LAS CAMPAÑAS

Por Rigoberto Guzmán Arce

Por Rigoberto Guzmán ArceYa vienen ya van las brigadas de todos los colores, alianzas o partidos afanosos por convencer a los votantes entre visitas domiciliarias, volantes, banderas, camisetas, cachuchas y el ambiente de fiesta por medio de incisivo perifoneo, canciones de estribillos pegajosos en la mañana, tarde y noche. Las campañas ya están en una intensidad en redes sociales y en las calles y colonias, en comunidades o cabeceras municipales en todo el estado. Nadie se escapa de ser visitado, todos prometen y se arrebatan el cauce de las mayores mentiras, prometen lo mismo de hace cuatro años, en mi ciudad sigue el problema del agua que desde niño padecemos y han pasado gobiernos y no ha habido una planeación de la obtención de este recurso y la política de ahorro, los ciudadanos creemos que solamente el gobierno debe de darnos agua, sin tener una cultura de la prevención.
Mucho ruido y poco contenido, campañas ligeras porque pueden prometer todo lo que se les ocurra y saben que no serán fiscalizados moralmente y así sigue la misma película de siempre. En mi ciudad hubo un candidato a presidente municipal que prometió no cobrar un cinco y que ese salario iría para becas escolares, no cumplió y no pasó nada, la gente lo criticó, pero hasta allí queda el enojo. Ahora la comunidad anda gozosa participando con otros candidatos, también levanta efervescencia los que andad de aspirantes a regidores, se forman grupos y como un pequeño ejército o aficionados a un equipo de futbol recorren demarcaciones hasta con tambores. Han preferido a simpáticos o populares o cercanos a los que dominan los partidos sacrificando a los mejores preparados.. Así se van nuestros recursos que se generan con los impuestos de todos. Juran que van a trabajar, pero no traen un programa integral de gobierno, son simples ocurrencias, pocas veces explican el cómo lo van a llevar a cabo. Ya he visto la misma película. Van casa por casa, entregan volante vistoso, se toman la foto y jamás regresarán con esa benevolencia y esa generosidad, no les nace, a pocos aspirantes los he visto haciendo labor comunitaria, salieron de las negociaciones de los clanes políticos de las capitales. Brotaron con “cualidades” y buscan convencer al electorado que ellos son mejores que los otros. Demuestran músculo político y dicen que van ganando, se aprovechan de la ignorancia y es pura verborrea lo que pregonan, ya no hay valores, ni principios, ni conocen la plataforma electoral, ni los estatutos de los partidos políticos que representan. Simplemente es la ambición del dinero, los regidores sueñan tener la seguridad económica de por vida, porque saben que habrá partidas presupuestales donde habrá tajadas, se sabe cómo hacerlo, son incapaces de solucionar los problemas ancestrales, pero saben de los vericuetos para obtener recursos.
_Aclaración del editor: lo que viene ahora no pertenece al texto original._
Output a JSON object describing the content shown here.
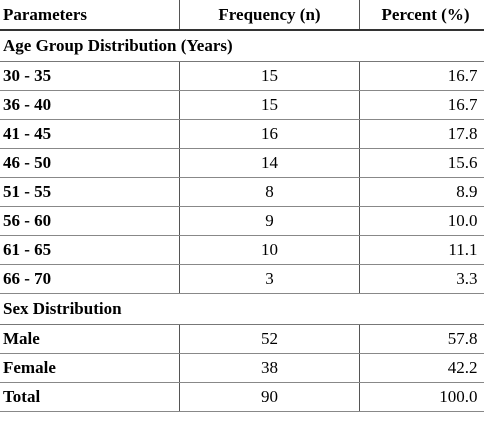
{
  "table": {
    "headers": {
      "parameters": "Parameters",
      "frequency": "Frequency (n)",
      "percent": "Percent (%)"
    },
    "sections": [
      {
        "title": "Age Group Distribution (Years)",
        "rows": [
          {
            "label": "30 - 35",
            "frequency": "15",
            "percent": "16.7"
          },
          {
            "label": "36 - 40",
            "frequency": "15",
            "percent": "16.7"
          },
          {
            "label": "41 - 45",
            "frequency": "16",
            "percent": "17.8"
          },
          {
            "label": "46 - 50",
            "frequency": "14",
            "percent": "15.6"
          },
          {
            "label": "51 - 55",
            "frequency": "8",
            "percent": "8.9"
          },
          {
            "label": "56 - 60",
            "frequency": "9",
            "percent": "10.0"
          },
          {
            "label": "61 - 65",
            "frequency": "10",
            "percent": "11.1"
          },
          {
            "label": "66 - 70",
            "frequency": "3",
            "percent": "3.3"
          }
        ]
      },
      {
        "title": "Sex Distribution",
        "rows": [
          {
            "label": "Male",
            "frequency": "52",
            "percent": "57.8"
          },
          {
            "label": "Female",
            "frequency": "38",
            "percent": "42.2"
          }
        ]
      }
    ],
    "total": {
      "label": "Total",
      "frequency": "90",
      "percent": "100.0"
    }
  }
}
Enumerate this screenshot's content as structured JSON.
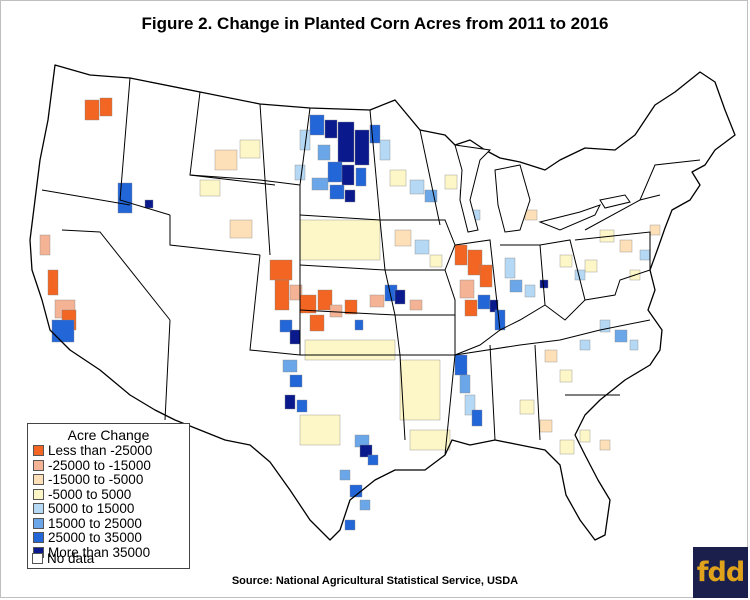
{
  "title": "Figure 2. Change in Planted Corn Acres from 2011 to 2016",
  "legend": {
    "title": "Acre Change",
    "items": [
      {
        "label": "Less than -25000",
        "color": "#f26522"
      },
      {
        "label": "-25000 to -15000",
        "color": "#f5b395"
      },
      {
        "label": "-15000 to -5000",
        "color": "#fde0b8"
      },
      {
        "label": "-5000 to 5000",
        "color": "#fdf7c8"
      },
      {
        "label": "5000 to 15000",
        "color": "#b5d8f5"
      },
      {
        "label": "15000 to 25000",
        "color": "#6aa6e8"
      },
      {
        "label": "25000 to 35000",
        "color": "#2266d8"
      },
      {
        "label": "More than 35000",
        "color": "#0a1a8c"
      },
      {
        "label": "No data",
        "color": "#ffffff"
      }
    ]
  },
  "source": "Source:  National Agricultural Statistical Service, USDA",
  "logo": "fdd"
}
Los veo casi sin descansar, saben que es ahora la oportunidad de convencer y es una oportunidad de oro. Los que hablan contra la corrupción fueron cómplices de gobiernos corruptos, saben vivir del erario y hoy se presentan como defensores de la 4T, parece una broma macabra que partidos que se dicen de izquierda traen de candidatos a los que forjaron el caciquismo en Nayarit, los que tuvieron canonjías, puestos, direcciones, ahora resulta que ya son blancas palomas.
Así transcurren las campañas políticas, sin contenido, simplemente arengas y sonidos repetidos, volantes que después los ve uno tirados, lonas por doquier, las fotografías de candidatos “exitosos” donde al llegar al poder se olvidarán del votante, ahorita ya tienen las listas a quiénes llevarán a votar ese domingo 6 de junio. Le exprimen el voto y los dejarán en abandono los servicios públicos y las necesidades de la familia. Así se repetirá la misma película. Una relación terrible, nadie informa, educa ni organiza, hay un votante consciente, pero no es suficiente, el vendaval avasalla, la compra de votos, las promesas de algún puesto o de algún favor en el futuro. Recuerdo que votamos por el cambio en el año 2018 y resulta que ahora ya están en el barco del triunfo aquellos que eran a los que repudiamos. No escribí los nombres de candidatos porque se puede leer este escrito en cualquier campaña y se dará cuenta que no importan los nombres, están los vividores y “profesionales” de la política, los expertos de marear al pueblo cautivo, porque solamente unos cuantos tendrán puestos y los que anduvieron con fervor en las campañas simplemente les van a dar las gracias, es la pirámide que siempre se repite, sirve uno como escalón. En el primer día de gobierno decenas de suspirantes por un puesto les dirán que se pongan atento que pronto los llamarán. Guarde esta columna y léala en junio del 2024 y se dará cuenta que seguirá igual la forma de hacer campañas para seguir engañando al pueblo.